Schlechte Behandlung: Administrativhäftlinge müssen unterschiedliche Formen von Vernachlässigung und Missbrauch erdulden, dazu gehören unter anderem: mangelnde medizinische Behandlung, schlechte Haftbedingungen, beschränkter Zugang zu Rechtsberatung, ein eingeschränktes Besuchsrecht für Familienmitglieder, und Folter.

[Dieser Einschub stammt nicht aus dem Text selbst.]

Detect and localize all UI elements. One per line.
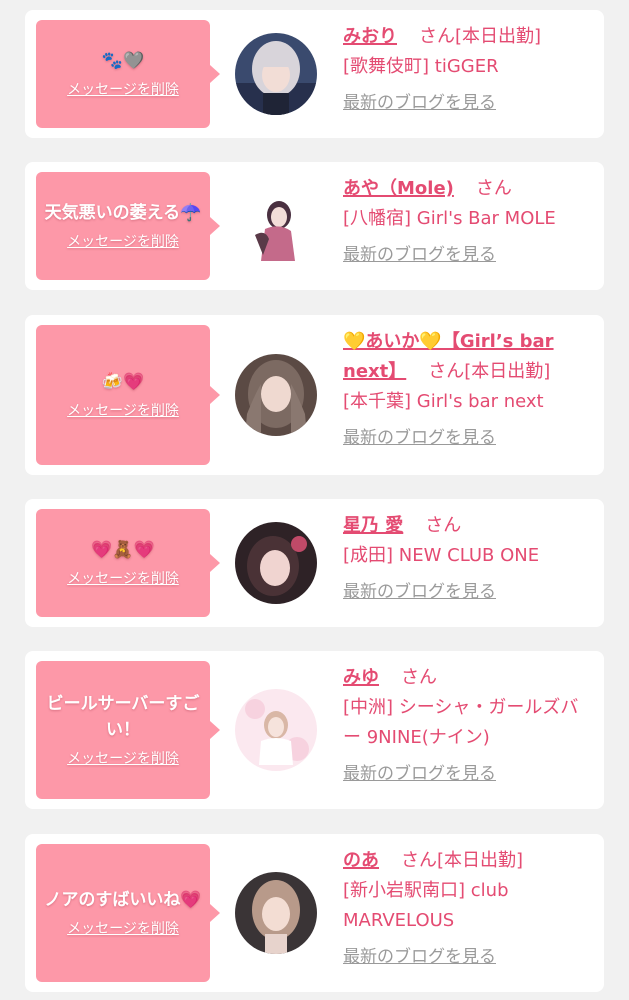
delete-message-link[interactable]: メッセージを削除 [67, 919, 179, 939]
message-card: 天気悪いの萎える☂️ メッセージを削除 あや（Mole) さん [八幡宿] Gir… [25, 162, 604, 290]
latest-blog-link[interactable]: 最新のブログを見る [343, 423, 496, 453]
message-bubble: ノアのすばいいね💗 メッセージを削除 [36, 844, 220, 982]
message-text: 天気悪いの萎える☂️ [44, 203, 202, 223]
message-text: 🍻💗 [101, 372, 145, 392]
work-status: [本日出勤] [437, 850, 524, 871]
sender-info: あや（Mole) さん [八幡宿] Girl's Bar MOLE 最新のブログを… [343, 174, 595, 270]
latest-blog-link[interactable]: 最新のブログを見る [343, 942, 496, 972]
message-list: 🐾🩶 メッセージを削除 みおり さん[本日出勤] [歌舞伎町] tiGGER 最新… [0, 0, 629, 1000]
avatar[interactable] [235, 872, 317, 954]
sender-name-link[interactable]: みゆ [343, 667, 379, 688]
honorific: さん [475, 178, 512, 199]
avatar[interactable] [235, 354, 317, 436]
sender-name-link[interactable]: あや（Mole) [343, 178, 454, 199]
avatar[interactable] [235, 33, 317, 115]
latest-blog-link[interactable]: 最新のブログを見る [343, 759, 496, 789]
delete-message-link[interactable]: メッセージを削除 [67, 749, 179, 769]
message-card: 🍻💗 メッセージを削除 💛あいか💛【Girl’s bar next】 さん[本日出… [25, 315, 604, 475]
message-bubble: ビールサーバーすごい！ メッセージを削除 [36, 661, 220, 799]
shop-name: [成田] NEW CLUB ONE [343, 545, 540, 566]
avatar[interactable] [235, 689, 317, 771]
shop-name: [八幡宿] Girl's Bar MOLE [343, 208, 556, 229]
message-bubble: 天気悪いの萎える☂️ メッセージを削除 [36, 172, 220, 280]
honorific: さん [419, 26, 455, 47]
honorific: さん [401, 850, 437, 871]
message-bubble: 🍻💗 メッセージを削除 [36, 325, 220, 465]
delete-message-link[interactable]: メッセージを削除 [67, 232, 179, 252]
honorific: さん [425, 515, 462, 536]
avatar[interactable] [235, 185, 317, 267]
message-text: ノアのすばいいね💗 [44, 890, 202, 910]
latest-blog-link[interactable]: 最新のブログを見る [343, 240, 496, 270]
message-card: ビールサーバーすごい！ メッセージを削除 みゆ さん [中洲] シーシャ・ガールズ… [25, 651, 604, 809]
work-status: [本日出勤] [455, 26, 542, 47]
honorific: さん [401, 667, 437, 688]
honorific: さん [428, 361, 465, 382]
delete-message-link[interactable]: メッセージを削除 [67, 80, 179, 100]
message-text: ビールサーバーすごい！ [46, 694, 200, 740]
message-bubble: 💗🧸💗 メッセージを削除 [36, 509, 220, 617]
shop-name: [中洲] シーシャ・ガールズバー 9NINE(ナイン) [343, 697, 579, 748]
delete-message-link[interactable]: メッセージを削除 [67, 401, 179, 421]
sender-info: みおり さん[本日出勤] [歌舞伎町] tiGGER 最新のブログを見る [343, 22, 595, 118]
delete-message-link[interactable]: メッセージを削除 [67, 569, 179, 589]
message-card: 🐾🩶 メッセージを削除 みおり さん[本日出勤] [歌舞伎町] tiGGER 最新… [25, 10, 604, 138]
work-status: [本日出勤] [464, 361, 551, 382]
sender-info: 星乃 愛 さん [成田] NEW CLUB ONE 最新のブログを見る [343, 511, 595, 607]
shop-name: [新小岩駅南口] club MARVELOUS [343, 880, 509, 931]
message-text: 💗🧸💗 [91, 540, 155, 560]
message-bubble: 🐾🩶 メッセージを削除 [36, 20, 220, 128]
message-card: ノアのすばいいね💗 メッセージを削除 のあ さん[本日出勤] [新小岩駅南口] c… [25, 834, 604, 992]
sender-info: みゆ さん [中洲] シーシャ・ガールズバー 9NINE(ナイン) 最新のブログを… [343, 663, 595, 789]
message-text: 🐾🩶 [101, 51, 145, 71]
sender-name-link[interactable]: のあ [343, 850, 379, 871]
avatar[interactable] [235, 522, 317, 604]
sender-name-link[interactable]: みおり [343, 26, 397, 47]
sender-name-link[interactable]: 星乃 愛 [343, 515, 403, 536]
sender-info: のあ さん[本日出勤] [新小岩駅南口] club MARVELOUS 最新のブロ… [343, 846, 595, 972]
shop-name: [本千葉] Girl's bar next [343, 391, 544, 412]
message-card: 💗🧸💗 メッセージを削除 星乃 愛 さん [成田] NEW CLUB ONE 最新… [25, 499, 604, 627]
latest-blog-link[interactable]: 最新のブログを見る [343, 88, 496, 118]
latest-blog-link[interactable]: 最新のブログを見る [343, 577, 496, 607]
shop-name: [歌舞伎町] tiGGER [343, 56, 499, 77]
sender-info: 💛あいか💛【Girl’s bar next】 さん[本日出勤] [本千葉] Gir… [343, 327, 595, 453]
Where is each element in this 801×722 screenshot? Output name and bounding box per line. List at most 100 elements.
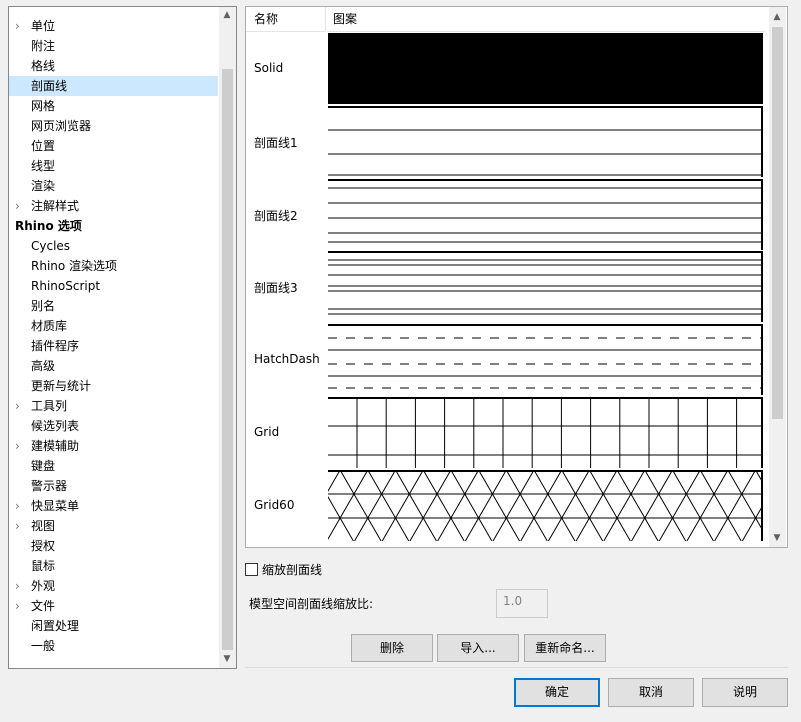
tree-item-label: 材质库 [31, 319, 68, 333]
tree-item-label: 键盘 [31, 459, 56, 473]
tree-item[interactable]: 材质库 [9, 316, 218, 336]
hatch-pattern-preview[interactable] [328, 469, 763, 541]
tree-item[interactable]: › 建模辅助 [9, 436, 218, 456]
tree-item[interactable]: › 文件 [9, 596, 218, 616]
tree-item[interactable]: 授权 [9, 536, 218, 556]
scroll-up-icon[interactable]: ▲ [769, 9, 785, 25]
tree-item-label: 位置 [31, 139, 56, 153]
tree-item[interactable]: 格线 [9, 56, 218, 76]
chevron-right-icon[interactable]: › [15, 576, 25, 596]
hatch-name[interactable]: HatchDash [254, 352, 324, 366]
tree-item[interactable]: › 快显菜单 [9, 496, 218, 516]
tree-scrollbar[interactable]: ▲ ▼ [219, 7, 236, 668]
tree-item[interactable]: 附注 [9, 36, 218, 56]
tree-item[interactable]: Cycles [9, 236, 218, 256]
tree-item[interactable]: 插件程序 [9, 336, 218, 356]
tree-item-label: 剖面线 [31, 79, 68, 93]
hatch-pattern-list[interactable]: 名称 图案 Solid 剖面线1 剖面线2 剖面线3 HatchDash Grid Grid… [245, 6, 788, 548]
tree-item[interactable]: 高级 [9, 356, 218, 376]
hatch-scrollbar[interactable]: ▲ ▼ [769, 7, 786, 547]
tree-item-label: 外观 [31, 579, 56, 593]
hatch-name[interactable]: Solid [254, 61, 324, 75]
scroll-up-icon[interactable]: ▲ [219, 7, 235, 23]
chevron-right-icon[interactable]: › [15, 16, 25, 36]
hatch-scroll-thumb[interactable] [772, 27, 783, 419]
name-column-header[interactable]: 名称 [246, 7, 326, 32]
tree-item[interactable]: 网页浏览器 [9, 116, 218, 136]
import-button[interactable]: 导入... [437, 634, 519, 662]
tree-item[interactable]: 渲染 [9, 176, 218, 196]
tree-item-label: 候选列表 [31, 419, 80, 433]
tree-item-label: 高级 [31, 359, 56, 373]
tree-item[interactable]: 警示器 [9, 476, 218, 496]
cancel-button[interactable]: 取消 [608, 678, 694, 707]
delete-button[interactable]: 删除 [351, 634, 433, 662]
tree-item-label: 授权 [31, 539, 56, 553]
scale-input[interactable]: 1.0 [496, 589, 548, 618]
hatch-pattern-preview[interactable] [328, 178, 763, 250]
help-button[interactable]: 说明 [702, 678, 788, 707]
model-space-scale-label: 模型空间剖面线缩放比: [249, 597, 374, 611]
chevron-right-icon[interactable]: › [15, 396, 25, 416]
tree-item-label: 网页浏览器 [31, 119, 92, 133]
tree-item[interactable]: 线型 [9, 156, 218, 176]
tree-item-label: 单位 [31, 19, 56, 33]
tree-item[interactable]: RhinoScript [9, 276, 218, 296]
tree-item-label: Rhino 渲染选项 [31, 259, 118, 273]
tree-item-label: Rhino 选项 [15, 219, 82, 233]
chevron-right-icon[interactable]: › [15, 436, 25, 456]
hatch-pattern-preview[interactable] [328, 105, 763, 177]
tree-item[interactable]: 剖面线 [9, 76, 218, 96]
hatch-name[interactable]: 剖面线2 [254, 207, 324, 224]
tree-item[interactable]: Rhino 渲染选项 [9, 256, 218, 276]
hatch-name[interactable]: 剖面线3 [254, 279, 324, 296]
tree-item[interactable]: › 外观 [9, 576, 218, 596]
tree-item[interactable]: 别名 [9, 296, 218, 316]
tree-item[interactable]: 更新与统计 [9, 376, 218, 396]
scroll-down-icon[interactable]: ▼ [219, 651, 235, 667]
tree-item-label: 附注 [31, 39, 56, 53]
tree-item[interactable]: 键盘 [9, 456, 218, 476]
scale-hatch-label[interactable]: 缩放剖面线 [262, 561, 322, 578]
tree-item-label: 快显菜单 [31, 499, 80, 513]
hatch-pattern-preview[interactable] [328, 251, 763, 323]
tree-item-label: 工具列 [31, 399, 68, 413]
hatch-name[interactable]: Grid60 [254, 498, 324, 512]
tree-item[interactable]: 位置 [9, 136, 218, 156]
separator [245, 667, 788, 668]
tree-item[interactable]: 一般 [9, 636, 218, 656]
tree-item-label: 渲染 [31, 179, 56, 193]
tree-item-label: 警示器 [31, 479, 68, 493]
tree-item-label: 格线 [31, 59, 56, 73]
hatch-pattern-preview[interactable] [328, 324, 763, 396]
ok-button[interactable]: 确定 [514, 678, 600, 707]
tree-item[interactable]: 网格 [9, 96, 218, 116]
tree-item[interactable]: Rhino 选项 [9, 216, 218, 236]
scale-hatch-checkbox[interactable] [245, 563, 258, 576]
hatch-pattern-preview[interactable] [328, 397, 763, 468]
tree-item[interactable]: 鼠标 [9, 556, 218, 576]
tree-item[interactable]: › 视图 [9, 516, 218, 536]
tree-item-label: 线型 [31, 159, 56, 173]
tree-item[interactable]: › 注解样式 [9, 196, 218, 216]
scroll-down-icon[interactable]: ▼ [769, 530, 785, 546]
hatch-pattern-preview[interactable] [328, 33, 763, 104]
pattern-column-header[interactable]: 图案 [327, 7, 765, 32]
options-tree[interactable]: › 单位附注格线剖面线网格网页浏览器位置线型渲染 › 注解样式 Rhino 选项 Cycl… [8, 6, 237, 669]
tree-item-label: 插件程序 [31, 339, 80, 353]
chevron-right-icon[interactable]: › [15, 516, 25, 536]
rename-button[interactable]: 重新命名... [524, 634, 606, 662]
tree-item[interactable]: 候选列表 [9, 416, 218, 436]
tree-scroll-thumb[interactable] [222, 69, 233, 650]
tree-item[interactable]: 闲置处理 [9, 616, 218, 636]
tree-item[interactable]: › 工具列 [9, 396, 218, 416]
hatch-name[interactable]: Grid [254, 425, 324, 439]
chevron-right-icon[interactable]: › [15, 596, 25, 616]
tree-item-label: 别名 [31, 299, 56, 313]
tree-item-label: Cycles [31, 239, 71, 253]
tree-item[interactable]: › 单位 [9, 16, 218, 36]
hatch-name[interactable]: 剖面线1 [254, 134, 324, 151]
chevron-right-icon[interactable]: › [15, 196, 25, 216]
chevron-right-icon[interactable]: › [15, 496, 25, 516]
tree-item-label: 建模辅助 [31, 439, 80, 453]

Familienbesuche: Administrativhäftlinge bekommen meist wenige oder gar keine Besuche von Familienmitgliedern. Häufig wird Familien das Besuchsrecht aufgrund von dubiosen ‚Sicherheitsgründen’ verweigert. Außerdem werden Besuche dadurch erschwert, dass Israel, entgegen dem Artikel 76 der vierten Genfer Konvention, Administrativhäftlinge in Gefängnisse und Gefangenenlager innerhalb der israelischen Staatsgrenzen von 1948 bringt. Der Artikel 76 untersagt den Transfer von Häftlingen aus besetzten Gebieten. In Kombination mit dem restriktiven Genehmigungssystem, das Israel benutzt, führt dieser Transfer dazu, dass viele Administrativhäftlinge wenige oder keine Besuche von ihren Familien bekommen.

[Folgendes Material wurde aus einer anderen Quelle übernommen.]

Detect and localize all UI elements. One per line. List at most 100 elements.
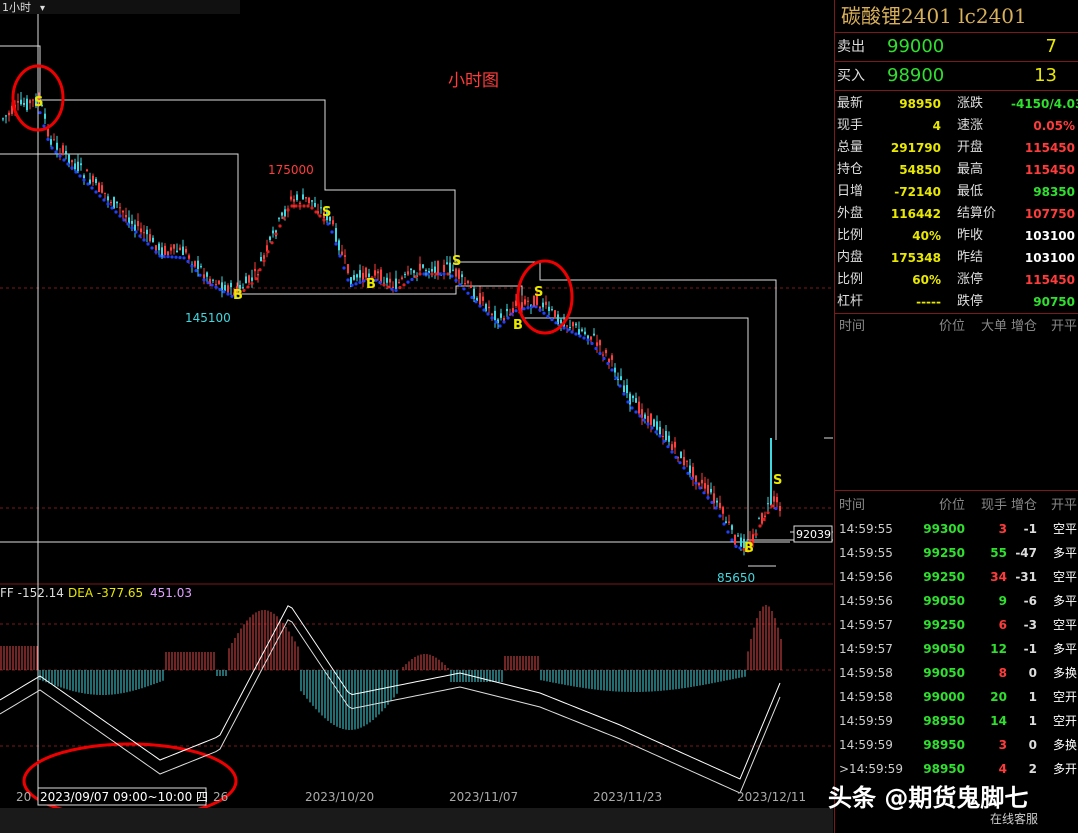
candle-body [494,310,496,321]
candle-body [644,414,646,419]
candle-body [737,535,739,537]
chart-area[interactable]: 1小时 ▾ 小时图 175000 145100 85650 92039 S S B B S B S B S FF… [0,0,833,833]
candle-body [5,115,7,117]
ma-dot [414,275,418,279]
tick-oi: -47 [1015,546,1037,560]
candle-body [83,175,85,179]
candle-body [218,280,220,284]
candle-body [680,451,682,459]
ma-dot [402,283,406,287]
ma-dot [506,316,510,320]
ask-volume: 7 [1045,36,1057,57]
candle-body [215,284,217,286]
stat-label: 总量 [837,140,864,155]
ma-dot [434,272,438,276]
stat-label: 涨跌 [957,96,984,111]
ma-dot [350,283,354,287]
candle-body [389,278,391,283]
tick-time: 14:59:55 [839,546,893,560]
ask-row[interactable]: 卖出 99000 7 [835,33,1078,61]
ma-dot [50,146,54,150]
column-header: 时间 [839,498,866,513]
signal-s: S [452,254,461,269]
tick-row: 14:59:55 99300 3 -1 空平 [835,517,1078,541]
ma-dot [58,154,62,158]
ma-dot [94,190,98,194]
signal-b: B [233,288,243,303]
candle-body [458,269,460,279]
online-service-link[interactable]: 在线客服 [990,810,1038,827]
ma-dot [486,312,490,316]
stat-label: 内盘 [837,250,864,265]
ma-dot [698,486,702,490]
kline-chart[interactable]: 1小时 ▾ 小时图 175000 145100 85650 92039 S S B B S B S B S FF… [0,0,833,833]
ma-dot [274,232,278,236]
macd-diff-label: FF -152.14 [0,586,64,600]
candle-body [482,296,484,301]
macd-diff-line [0,605,781,780]
ma-dot [218,287,222,292]
bid-row[interactable]: 买入 98900 13 [835,61,1078,91]
ma-dot [538,308,542,312]
ma-dot [466,291,470,295]
ma-dot [114,210,118,214]
candle-body [44,113,46,119]
stat-value: ----- [916,295,941,309]
candle-body [443,264,445,273]
candle-body [86,169,88,172]
stat-label: 比例 [837,272,864,287]
candle-body [230,282,232,288]
candle-body [527,300,529,302]
candle-body [548,306,550,312]
stat-label: 最高 [957,162,984,177]
candle-body [551,309,553,311]
ma-dot [418,272,422,276]
ma-dot [638,414,642,418]
candle-body [425,269,427,271]
candle-body [92,175,94,182]
candle-body [434,266,436,274]
stat-row: 最新 98950 涨跌 -4150/4.03% [835,93,1078,115]
ma-dot [74,170,78,174]
ma-dot [458,283,462,287]
tick-type: 多平 [1052,546,1077,560]
tick-price: 99250 [923,618,965,632]
ma-dot [122,218,126,222]
stat-value: 115450 [1024,163,1075,177]
ma-dot [446,272,450,276]
ma-dot [686,471,690,475]
ma-dot [730,538,734,542]
candle-body [725,521,727,523]
x-tick-label: 2023/10/20 [305,790,374,804]
ma-dot [190,264,194,268]
ma-dot [70,166,74,170]
ma-dot [186,259,190,264]
tick-volume: 3 [998,522,1007,536]
candle-body [665,430,667,441]
candle-body [113,197,115,209]
toolbar [0,0,240,14]
ma-dot [614,376,618,380]
ma-dot [42,124,46,128]
candle-body [374,270,376,276]
tick-header: 时间 价位 现手 增仓 开平 [835,495,1078,517]
ma-dot [534,305,538,309]
ma-dot [726,530,730,534]
big-order-list [835,338,1078,491]
stat-value: 115450 [1024,273,1075,287]
price-label: 145100 [185,311,231,325]
ma-dot [630,406,634,410]
tick-row: 14:59:58 99050 8 0 多换 [835,661,1078,685]
candle-body [596,342,598,346]
candle-body [281,212,283,216]
ma-dot [610,368,614,372]
bid-volume: 13 [1034,65,1057,86]
stat-value: 98950 [899,97,941,111]
column-header: 开平 [1050,498,1077,513]
quote-panel: 碳酸锂2401 lc2401 卖出 99000 7 买入 98900 13 最新… [834,0,1078,833]
candle-body [74,163,76,170]
ma-dot [502,320,506,324]
candle-body [335,228,337,242]
ma-dot [86,182,90,186]
ma-dot [346,278,350,282]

Folter: Unter Folter gewonnene Geständnisse sind an israelischen Militärgerichten und Tribunalen zulässig. Seit 1967 sind 72 Häftlinge infolge von Folter gestorben. Nach israelischem Militärrecht können Gefangene bis zu 60 Tagen verhört werden ohne Zugang zu einem Anwalt zu erhalten, was jegliche Kontrolle der israelischen Verhörpraktiken unterbindet. Diese Praxis verstößt gegen internationales Recht.

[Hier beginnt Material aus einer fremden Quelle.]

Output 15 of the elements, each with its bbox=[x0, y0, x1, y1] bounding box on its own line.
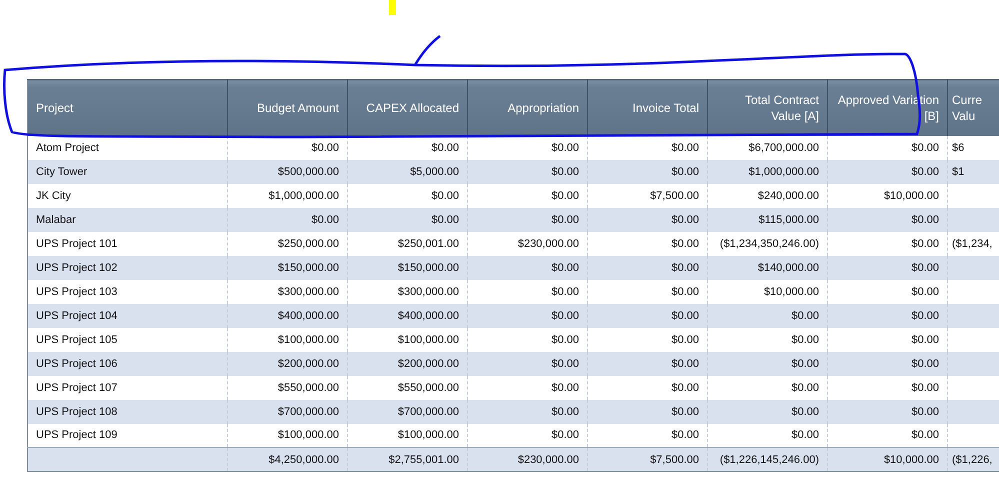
column-header[interactable]: Budget Amount bbox=[228, 80, 348, 136]
highlight-mark bbox=[389, 0, 396, 15]
table-cell: ($1,226,145,246.00) bbox=[708, 448, 828, 472]
table-cell: ($1,226, bbox=[948, 448, 999, 472]
table-cell: $7,500.00 bbox=[588, 448, 708, 472]
table-cell: $2,755,001.00 bbox=[348, 448, 468, 472]
table-cell: $230,000.00 bbox=[468, 448, 588, 472]
column-header[interactable]: Project bbox=[28, 80, 228, 136]
column-header[interactable]: Total Contract Value [A] bbox=[708, 80, 828, 136]
column-header[interactable]: Curre Valu bbox=[948, 80, 999, 136]
table-cell: $10,000.00 bbox=[828, 448, 948, 472]
column-header[interactable]: CAPEX Allocated bbox=[348, 80, 468, 136]
table-cell: $4,250,000.00 bbox=[228, 448, 348, 472]
column-header[interactable]: Appropriation bbox=[468, 80, 588, 136]
column-header[interactable]: Invoice Total bbox=[588, 80, 708, 136]
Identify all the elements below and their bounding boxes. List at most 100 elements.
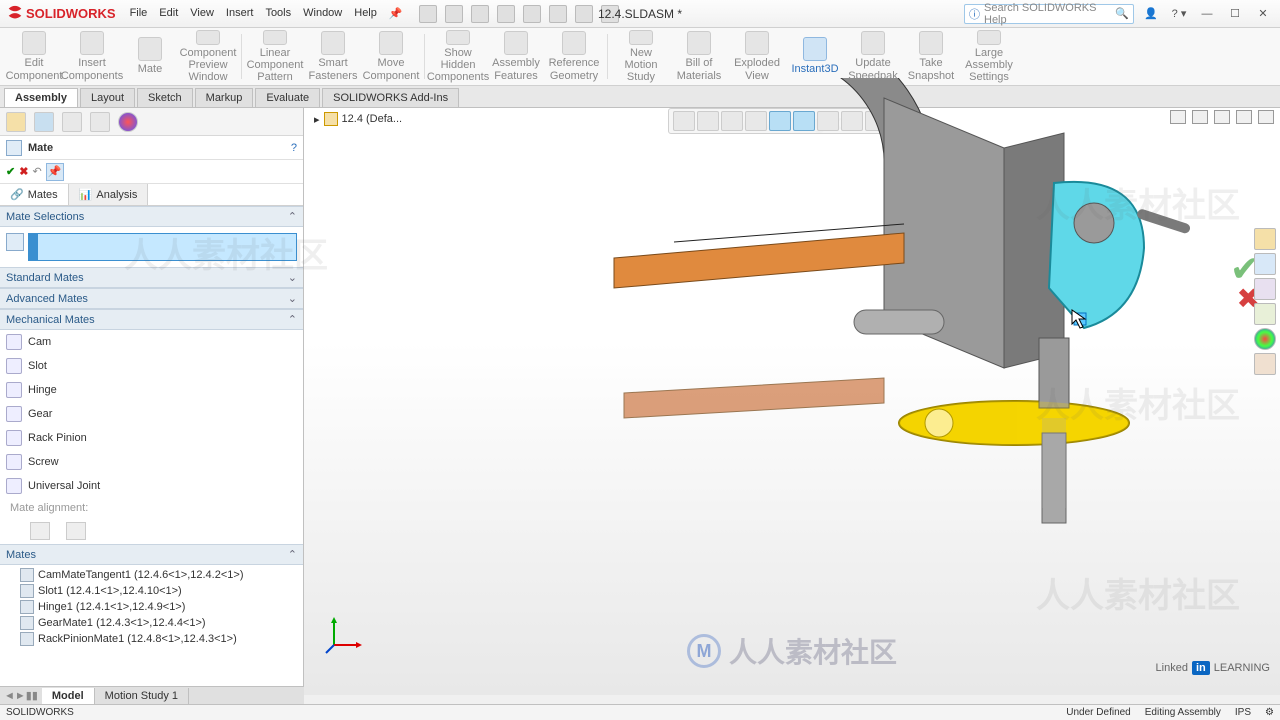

Der Justizapparat: Administrativhaft basiert auf den Notstandsregelungen der britischen Mandatsmacht von 1945. Sie ist sowohl nach israelischem Recht, das für israelische Bürger innerhalb der Grenzen von 1948 und die 500.000 illegalen israelischen Siedler in der Westbank gilt, als auch nach israelischem Militärrecht, das für Palästinenser in der Westbank gilt, zulässig. In Praxis wird die Administrativhaft innerhalb der Grenzen von 1948 allerdings fast ausschließlich gegen Palästinenser mit israelischer Staatsbürgerschaft angewandt. Obwohl arabische Israelis ca. 20% der Bevölkerung ausmachen, werden sie nach israelischem Recht systematisch diskriminiert.

Die Verantwortung der Konzerne: Viele der Gefangenenlager und Gefängnisse wo Administrativhäftlinge untergebracht sind werden von G4S, der größten Sicherheitsfirma der Welt, betrieben. Als Teil der Bewegung für Boykott, Desinvestition und Sanktionen (BDS) hat die palästinensische Zivilgesellschaft die internationale Gemeinschaft zu einem Boykott von G4S, einem Investitionsstopp in den Konzern sowie zu Sanktionen gegen G4S aufgerufen, um den Konzern für seine aktive Beteiligung an Verstößen gegen internationales Recht und gegen die Menschenrechte zur Rechenschaft zu ziehen.

 

Comments are closed.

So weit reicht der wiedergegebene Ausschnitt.